とにかく風呂だけはやたら立派で大きく、金の細工で飾られた湯船の中にはバラの花が浮いていた。

   ゾロは気が滅入ってすぐに出たが、サンジは風呂がかなり気に入った様子で、長い時間楽しんでいた。

   それに、部屋まで食事を運んでくれるなんて親切じゃないか、と王子はかなりご機嫌になっていた。

   宿泊費用が安いので、味に関してはうるさい王子も、今回は仕方無いと思ったらしい。

   ゾロは酒ばかり飲み、サンジに食事を取るように怒られてしまった。

   その後、電気を消して布団に入ったのだが、静かになってみると、奇妙な音が響いてくる。
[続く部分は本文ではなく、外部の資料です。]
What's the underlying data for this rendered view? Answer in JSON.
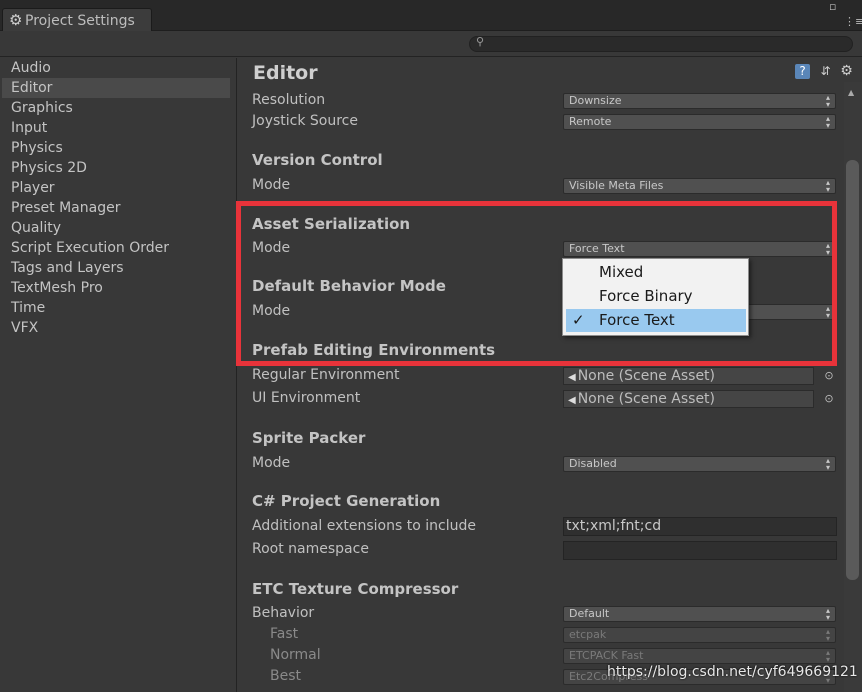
{
  "window": {
    "tab_title": "Project Settings",
    "search_placeholder": ""
  },
  "sidebar": {
    "items": [
      {
        "label": "Audio"
      },
      {
        "label": "Editor",
        "selected": true
      },
      {
        "label": "Graphics"
      },
      {
        "label": "Input"
      },
      {
        "label": "Physics"
      },
      {
        "label": "Physics 2D"
      },
      {
        "label": "Player"
      },
      {
        "label": "Preset Manager"
      },
      {
        "label": "Quality"
      },
      {
        "label": "Script Execution Order"
      },
      {
        "label": "Tags and Layers"
      },
      {
        "label": "TextMesh Pro"
      },
      {
        "label": "Time"
      },
      {
        "label": "VFX"
      }
    ]
  },
  "header": {
    "title": "Editor",
    "icons": [
      "help-icon",
      "preset-icon",
      "settings-gear-icon"
    ]
  },
  "rows": {
    "resolution": {
      "label": "Resolution",
      "value": "Downsize"
    },
    "joystick": {
      "label": "Joystick Source",
      "value": "Remote"
    },
    "version_control": {
      "title": "Version Control",
      "mode_label": "Mode",
      "mode_value": "Visible Meta Files"
    },
    "asset_serialization": {
      "title": "Asset Serialization",
      "mode_label": "Mode",
      "mode_value": "Force Text"
    },
    "default_behavior": {
      "title": "Default Behavior Mode",
      "mode_label": "Mode",
      "mode_value": ""
    },
    "prefab_env": {
      "title": "Prefab Editing Environments",
      "regular_label": "Regular Environment",
      "regular_value": "None (Scene Asset)",
      "ui_label": "UI Environment",
      "ui_value": "None (Scene Asset)"
    },
    "sprite_packer": {
      "title": "Sprite Packer",
      "mode_label": "Mode",
      "mode_value": "Disabled"
    },
    "csharp": {
      "title": "C# Project Generation",
      "ext_label": "Additional extensions to include",
      "ext_value": "txt;xml;fnt;cd",
      "ns_label": "Root namespace",
      "ns_value": ""
    },
    "etc": {
      "title": "ETC Texture Compressor",
      "behavior_label": "Behavior",
      "behavior_value": "Default",
      "fast_label": "Fast",
      "fast_value": "etcpak",
      "normal_label": "Normal",
      "normal_value": "ETCPACK Fast",
      "best_label": "Best",
      "best_value": "Etc2Compress"
    }
  },
  "popup": {
    "options": [
      {
        "label": "Mixed",
        "checked": false
      },
      {
        "label": "Force Binary",
        "checked": false
      },
      {
        "label": "Force Text",
        "checked": true
      }
    ],
    "check_glyph": "✓"
  },
  "watermark": "https://blog.csdn.net/cyf649669121",
  "colors": {
    "highlight_border": "#e8333a",
    "popup_selected": "#99c9ef"
  }
}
    話し声や、ベッドのきしむ音や、うめき声……。

   ゾロは、それが何かすぐに気がついてしまったが、ベッドで休んでいる王子はワケがわからないのか、

    うるさいな〜なんて言いながら、もぞもぞと寝返りをうっていた。


   どうやら、この宿はかなり壁が薄いらしい。

   そのうちに、はっきりと叫び声や喘ぎ声が聞こえてきたので、さすがの王子にもわかったらしい。

   「おい、何か両隣の部屋が凄いんだが……。」

   「だから、ここはそういう事をする宿なんだよ。わかったか? 普通の恋人同志もいるけどなぁ。

     ここでは、娼婦や
男娼が客を取っているんだよ。」

   ゾロがそう早口で言うが、サンジはまだ首をかしげている。

   「そういう事をする宿って、どういう事をするんだ? 客っていうのは、何の客だ? 」

   ゾロはだんだんと嫌になってきたので、押し黙ってしまった。